There is a short waiting period built into the law: the full report is withheld from general public inspection for ten business days after it is generated. But the law also requires the OCME to release a public summary report of investigation without that delay, and close family members and a handful of other specified requesters can receive the full report inside that window. For deaths involving custody or police use of force, the family's right of access is even harder for the government to block — which we explain below.
Two Different Reports — Know Which One You Want
It helps to understand that the medical examiner generates more than one document, because they become available on different timelines.
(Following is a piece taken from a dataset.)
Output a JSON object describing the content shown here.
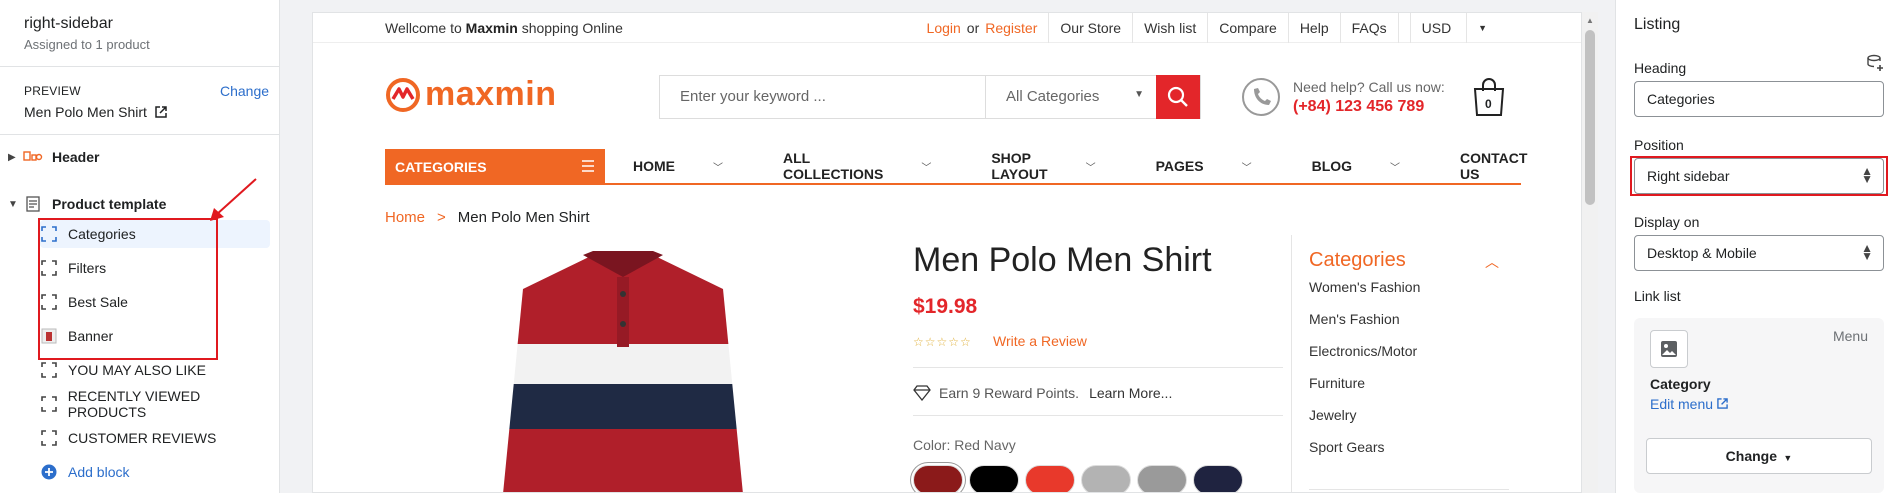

The first is the summary report of investigation. Oklahoma law requires the OCME to make this summary available for public inspection and copying without delay once it is released, and it says any person may obtain a copy. Under 63 O.S. § 945(F), the summary includes core identifying information about the decedent, where they were injured or became ill, where death occurred, a description of the body, and — importantly — the probable cause of death, other significant contributing conditions, the manner of death, and the medical examiner's contact information and certification.
The second is the full and complete autopsy report — the detailed findings of the physician who performed the autopsy. This is the document with the depth families and lawyers usually need. By statute it is held from general public inspection for ten business days after it is generated, but it is released inside that window to the specific requesters the law names, including close family. See 63 O.S. § 945(C)–(D).
Separately, the medical examiner completes the medical portion of the death certificate, which is registered through the state's death registry and obtained through the State Health Department's Vital Records, usually with the funeral director's help. The death certificate, the summary report, and the full autopsy report are three different things — and asking for the wrong one is a common reason families feel stuck.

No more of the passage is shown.